Reprocessing, Waste and Bombs: Good News on the Energy Front, by Gerald E. Marsh and George S. Stanford

There’s good news on the energy front.

To increase our energy supply, the Bush Administration will tap emissions-free nuclear energy in a way that reduces both nuclear waste and opportunities for nuclear proliferation: spent reactor fuel would be reprocessed by a new method and burned in fast reactors.

Largely unheralded, this offers an essentially endless supply of environmentally safe energy.

Unfortunately, the adverse reaction is intense – opponents associate reprocessing with separated plutonium, which can be used in nuclear bombs.

The confusion is understandable. The current method of reprocessing, known as PUREX, does produce separated plutonium. Happily, however, the new technology, called “pyroprocessing,” cannot produce the chemically pure plutonium required for nuclear weapons.1 Yet this much safer, reprocessed fuel is excellent feed for new “fast” reactors.

Re-using spent reactor fuel in fast reactors is very attractive, because what otherwise would need to be stored for ten thousand years is now consumable fuel. The waste will be much easier to store, since its radioactivity is almost gone in less than 500 years.

The plan to permanently store spent nuclear fuel in Yucca Mountain in Nevada is a major political issue. The objections should vanish, however, when people realize the new technology can end their worries about safeguarding the waste for a time that exceeds recorded history.

Good news on the nuclear proliferation front as well.

The nuclear-technology cat is, of course, out of the bag.
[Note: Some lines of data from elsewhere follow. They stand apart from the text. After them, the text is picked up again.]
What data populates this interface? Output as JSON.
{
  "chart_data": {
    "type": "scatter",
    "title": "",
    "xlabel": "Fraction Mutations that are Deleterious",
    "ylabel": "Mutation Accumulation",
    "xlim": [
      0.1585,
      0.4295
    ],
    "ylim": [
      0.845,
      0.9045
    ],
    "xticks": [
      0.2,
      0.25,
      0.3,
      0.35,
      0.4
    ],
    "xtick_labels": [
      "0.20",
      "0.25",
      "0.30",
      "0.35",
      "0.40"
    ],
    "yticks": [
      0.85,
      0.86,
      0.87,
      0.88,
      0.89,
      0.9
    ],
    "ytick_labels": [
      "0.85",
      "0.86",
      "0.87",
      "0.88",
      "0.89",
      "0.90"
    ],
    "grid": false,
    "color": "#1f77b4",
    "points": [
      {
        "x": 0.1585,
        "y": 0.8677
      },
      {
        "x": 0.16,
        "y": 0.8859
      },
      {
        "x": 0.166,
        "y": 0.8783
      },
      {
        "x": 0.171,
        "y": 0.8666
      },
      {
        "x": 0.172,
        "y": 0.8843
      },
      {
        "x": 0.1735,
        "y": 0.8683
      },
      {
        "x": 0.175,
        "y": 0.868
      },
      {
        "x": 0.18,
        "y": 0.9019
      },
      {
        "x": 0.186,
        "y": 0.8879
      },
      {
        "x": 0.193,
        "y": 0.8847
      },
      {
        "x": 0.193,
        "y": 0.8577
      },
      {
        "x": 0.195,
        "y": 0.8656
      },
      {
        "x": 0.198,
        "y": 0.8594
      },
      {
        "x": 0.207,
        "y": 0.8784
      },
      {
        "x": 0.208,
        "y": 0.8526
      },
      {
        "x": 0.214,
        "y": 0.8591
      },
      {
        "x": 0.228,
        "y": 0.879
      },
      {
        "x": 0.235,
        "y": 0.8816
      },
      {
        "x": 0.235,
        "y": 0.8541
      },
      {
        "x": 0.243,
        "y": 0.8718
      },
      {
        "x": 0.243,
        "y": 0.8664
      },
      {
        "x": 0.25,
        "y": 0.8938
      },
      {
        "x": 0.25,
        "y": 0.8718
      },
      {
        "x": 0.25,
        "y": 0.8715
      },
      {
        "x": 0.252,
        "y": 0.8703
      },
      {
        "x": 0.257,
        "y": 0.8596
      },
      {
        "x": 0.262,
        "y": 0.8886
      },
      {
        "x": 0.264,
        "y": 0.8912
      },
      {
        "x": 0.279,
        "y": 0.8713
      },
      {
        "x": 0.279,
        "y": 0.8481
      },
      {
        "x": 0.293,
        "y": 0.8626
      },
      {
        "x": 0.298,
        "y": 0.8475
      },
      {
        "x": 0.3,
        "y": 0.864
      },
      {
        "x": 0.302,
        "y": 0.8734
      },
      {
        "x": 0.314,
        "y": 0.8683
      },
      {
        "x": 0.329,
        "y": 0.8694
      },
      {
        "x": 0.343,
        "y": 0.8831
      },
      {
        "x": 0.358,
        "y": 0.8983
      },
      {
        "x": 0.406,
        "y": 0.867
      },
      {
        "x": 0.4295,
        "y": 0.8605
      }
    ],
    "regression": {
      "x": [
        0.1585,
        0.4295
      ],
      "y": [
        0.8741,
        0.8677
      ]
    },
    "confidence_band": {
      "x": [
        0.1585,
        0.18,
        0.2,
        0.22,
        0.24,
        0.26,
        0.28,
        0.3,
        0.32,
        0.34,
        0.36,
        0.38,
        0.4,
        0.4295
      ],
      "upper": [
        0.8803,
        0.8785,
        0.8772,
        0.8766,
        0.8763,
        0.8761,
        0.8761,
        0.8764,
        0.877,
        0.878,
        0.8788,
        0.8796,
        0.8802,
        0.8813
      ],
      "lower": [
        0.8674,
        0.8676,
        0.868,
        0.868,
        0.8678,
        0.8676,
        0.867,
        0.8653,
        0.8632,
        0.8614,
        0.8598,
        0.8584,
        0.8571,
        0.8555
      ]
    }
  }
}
The U.S. and other nations have been training nuclear engineers from developing countries for many years, and the world is already awash in plutonium. It is not lack of technological know-how that prevents these countries from making simple nuclear weapons. Rather, some of them lack the money and the technological infrastructure, while others realize that they are better off when they and their neighbors don’t have “the bomb.”

Although the conceptual information needed to make crude nuclear bombs is now widely available, much of the specialized engineering information is not. It takes a lot of resources for a developing nation to make nuclear weapons, especially ones that are light enough to be carried by crude missiles – even with good-quality plutonium, to say nothing of the hard-to-work-with stuff that comes out of power reactors.

However, people still worry about that low-quality plutonium. The good news is twofold. First, we need not fear that pyroprocessing will contribute to weapons proliferation, because it does not produce the pure plutonium needed for bombs. Second, fast reactors with
pyroprocessing will, over time, consume the excess plutonium that has been produced: they “burn” it, if you will, as fuel.

The new, pyroprocessed fast-reactor fuel is far more proliferation-resistant than today’s unreprocessed “spent” fuel. In both cases, further chemical processing would be needed to extract plutonium. And, in both cases, the resulting reactor-grade plutonium, especially from pyroprocessing, makes lousy bomb material. No nation spending the enormous amount of money for a nuclear weapons program would use reactor-grade plutonium. Everyone has easier options.

President Jimmy Carter renounced reprocessing in 1977, citing proliferation concerns. Happily, these concerns no longer need to stop us from enjoying the benefits of this environmentally appealing technology.

 
Gerald Marsh is a physicist who served with the U.S. START delegation and was a consultant to the Office of the Chief of Naval Operations on strategic nuclear policy and technology for many years. He is on the editorial board of the Bulletin of the Atomic Scientists and a member of The National Center for Public Policy Research advisory board. George Stanford is a nuclear reactor physicist, now retired from Argonne National Laboratory after a career of experimental work pertaining to power-reactor safety. 


Footnote:

1 This is also the conclusion of the Lawrence Livermore weapons laboratory.